Jumelles de 15 mois mortes de déshydratation à Beuvrages : les parents mis en examen
Un drame familial a endeuillé Beuvrages, dans le Nord. Deux jumelles âgées de 15 mois ont perdu la vie, victimes d'une déshydratation sévère. Leurs parents ont été mis en examen pour privation de soins suivie de mort et placés en détention provisoire. Les quatre autres enfants ont été confiés à l'Aide sociale à l'enfance.
Un drame familial au cœur du Nord
La commune de Beuvrages, dans le département du Nord, a été le théâtre d'un drame effroyable. Deux jumelles âgées de seulement 15 mois ont perdu la vie dans des conditions qui ont immédiatement alerté les autorités. Les premiers éléments de l'enquête pointent vers une mort par déshydratation sévère, dans un contexte de négligence parentale grave.
L'affaire a été portée à la connaissance du parquet, qui a rapidement ouvert une information judiciaire.
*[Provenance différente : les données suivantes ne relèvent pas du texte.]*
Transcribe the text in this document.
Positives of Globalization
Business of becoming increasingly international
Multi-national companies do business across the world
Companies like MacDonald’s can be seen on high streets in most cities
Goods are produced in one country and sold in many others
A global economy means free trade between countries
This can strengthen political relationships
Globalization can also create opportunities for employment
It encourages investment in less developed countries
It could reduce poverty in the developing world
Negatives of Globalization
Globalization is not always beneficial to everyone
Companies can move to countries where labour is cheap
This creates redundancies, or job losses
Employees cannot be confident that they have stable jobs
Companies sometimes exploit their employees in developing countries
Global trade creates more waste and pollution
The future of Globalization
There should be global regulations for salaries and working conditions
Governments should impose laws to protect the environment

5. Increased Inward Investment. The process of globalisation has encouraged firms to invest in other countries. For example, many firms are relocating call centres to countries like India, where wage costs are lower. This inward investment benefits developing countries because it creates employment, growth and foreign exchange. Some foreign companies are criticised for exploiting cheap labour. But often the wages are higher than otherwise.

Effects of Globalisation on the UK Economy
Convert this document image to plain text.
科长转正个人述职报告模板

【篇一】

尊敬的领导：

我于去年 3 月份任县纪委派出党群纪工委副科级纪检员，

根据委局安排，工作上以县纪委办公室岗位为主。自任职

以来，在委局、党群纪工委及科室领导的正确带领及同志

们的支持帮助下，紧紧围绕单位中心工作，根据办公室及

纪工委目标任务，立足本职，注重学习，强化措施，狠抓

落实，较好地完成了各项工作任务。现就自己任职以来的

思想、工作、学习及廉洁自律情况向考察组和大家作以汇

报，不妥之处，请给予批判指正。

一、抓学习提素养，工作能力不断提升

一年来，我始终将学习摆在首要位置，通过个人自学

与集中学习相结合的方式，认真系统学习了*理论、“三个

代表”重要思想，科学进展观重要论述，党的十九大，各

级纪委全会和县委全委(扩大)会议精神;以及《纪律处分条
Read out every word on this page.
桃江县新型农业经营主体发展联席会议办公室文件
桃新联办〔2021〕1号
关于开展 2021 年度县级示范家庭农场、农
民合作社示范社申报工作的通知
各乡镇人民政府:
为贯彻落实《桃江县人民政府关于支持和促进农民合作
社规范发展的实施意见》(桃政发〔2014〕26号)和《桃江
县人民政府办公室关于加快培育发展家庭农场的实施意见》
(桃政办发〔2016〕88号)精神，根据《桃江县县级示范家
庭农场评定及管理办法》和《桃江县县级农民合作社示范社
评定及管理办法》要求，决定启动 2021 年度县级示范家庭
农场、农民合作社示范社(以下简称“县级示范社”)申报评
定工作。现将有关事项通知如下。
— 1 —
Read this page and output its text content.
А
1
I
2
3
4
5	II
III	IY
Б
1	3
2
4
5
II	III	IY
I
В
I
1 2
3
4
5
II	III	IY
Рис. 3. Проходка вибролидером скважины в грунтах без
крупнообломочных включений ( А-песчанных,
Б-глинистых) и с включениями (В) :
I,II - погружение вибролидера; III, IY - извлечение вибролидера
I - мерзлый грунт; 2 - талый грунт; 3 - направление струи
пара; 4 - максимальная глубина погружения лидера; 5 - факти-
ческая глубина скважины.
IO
Les circonstances exactes du drame, notamment depuis combien de temps les nourrissons n'avaient pas reçu de soins ni d'hydratation suffisants, feront l'objet d'investigations approfondies.
Les parents mis en examen et écrouées
À l'issue des premières auditions et des résultats d'autopsie, les parents des deux fillettes ont été mis en examen pour privation de soins suivie de mort. Cette qualification pénale, prévue à l'article 223-3 du Code pénal, vise les personnes qui, ayant la charge d'un mineur, l'ont volontairement privé des soins indispensables à sa survie.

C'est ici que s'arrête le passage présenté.